С этого момента он не имел право ни ходить, ни сидеть, ни лежать, ни стоять, ни говорить, ни молчать, ни спать и ни есть без приказа, либо разрешения, полученного от специальных людей из иерархии военных карьеристов, в большинстве лишенных чувства юмора, а следовательно - и чувства меры. Домой он из военкомата не вернулся, а был сразу переведен в часть, где прошел так называвемый курс молодого бойца, сваливаясь от голода, безнадежности и бессонных ночей. Первое время его тайно избивали по ночам кавказские старослужащие и очередной дежурный прапорщик, днями же он маршировал по плацу, и маршрут этот должен был означать одно: ты стал защитником родины, хранителем мира и покоя на планете, о чем он и писал матери по воскресеньям. Его переписка с матерью и любимой девушкой тщательно и с удовольствием перлюстрировалась в канцелярии части.
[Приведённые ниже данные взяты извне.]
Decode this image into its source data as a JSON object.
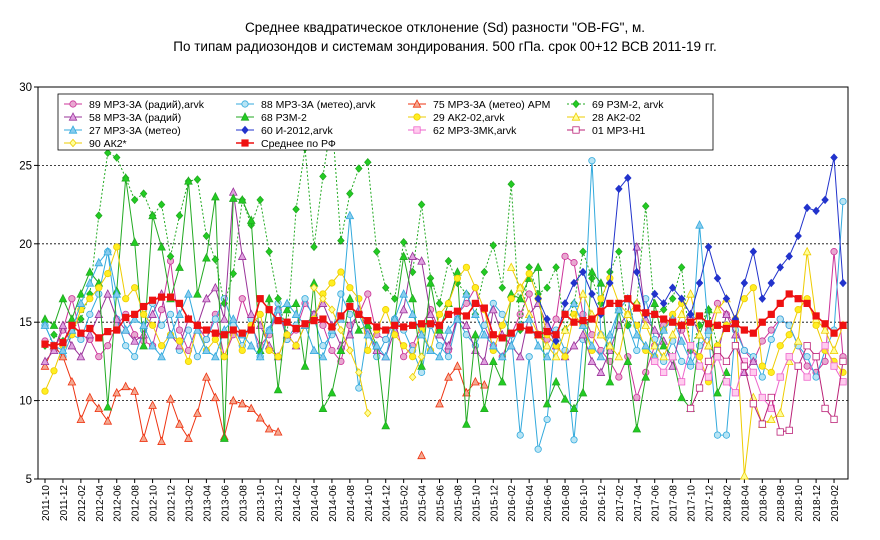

Присутствие в нем знания ненависти, страха и унижения многие годы спустя заявило Степану о себе с неопровержимостью армейской татуировки. По прежнему пребывая на теле в виде архангела Гавриила, поражающего маленького, явно страдающего дракона, татуировка оставалась единственным доказательством того, что Степан и есть тот самый балбес, или барбос, или даже Баальбек, безвестно скрипевший снежком в карауле у станционных складов, таращась в зведное небо тридцатилетней давности.

Будучи ко времени начала повествования от роду лет 50-ти, он решил отпустить бороду по примеру людей того же возраста из своего круга. На пятый день его квартирная хозяйка, очевидно испытывая по этому поводу некоторую обеспокоенность, спросила, почему он не бреется. “А вы почему не бреетесь?”, за неименеем гербовой, спросил Степан. “Потому, что не растет”, расмеявшись, сказала

хозяйка. “А я – потому что растет”, отрезал он.

Оба допустили бестактность, которая парадоксальным образом сгладила неравенство их опыта там, где все равны перед лицом абсурда, и где всякое совпадение знаков и букв почитается случайным. Он вдруг подумал тогда о жизни, как бы подумал об армии: “Проблемы ли это, если они осознаются неразрешимыми? А если да, то кем и для чего ставятся?”

Хозяйка пригласила его к себе на чашку чая, где случайно разбила стакан, сказала, что завтра будет 38 градусов тепла и, решив попотчевать анекдотом в тему, радушно осведомилась, не еврей ли он. “По прадедушке”, сказал Степан, “все мы кантонисты. А вы?”. “А я из Смородинска”, скромно сказала хозяйка, поправляя волосы, “жалко, что вы кантонист. Мне говорили, что вы философ. Я их никогда не видела”.

Хорошо хоть не назвался философом, подумал Степан. Пользуясь случаем, она бы наверняка спросила, эволюционирует ли разум, что такое бестактность в исполнении объективной реальности и почему молния убивает мужчин вдвое чаще, чем женщин. Sancta simplicimus.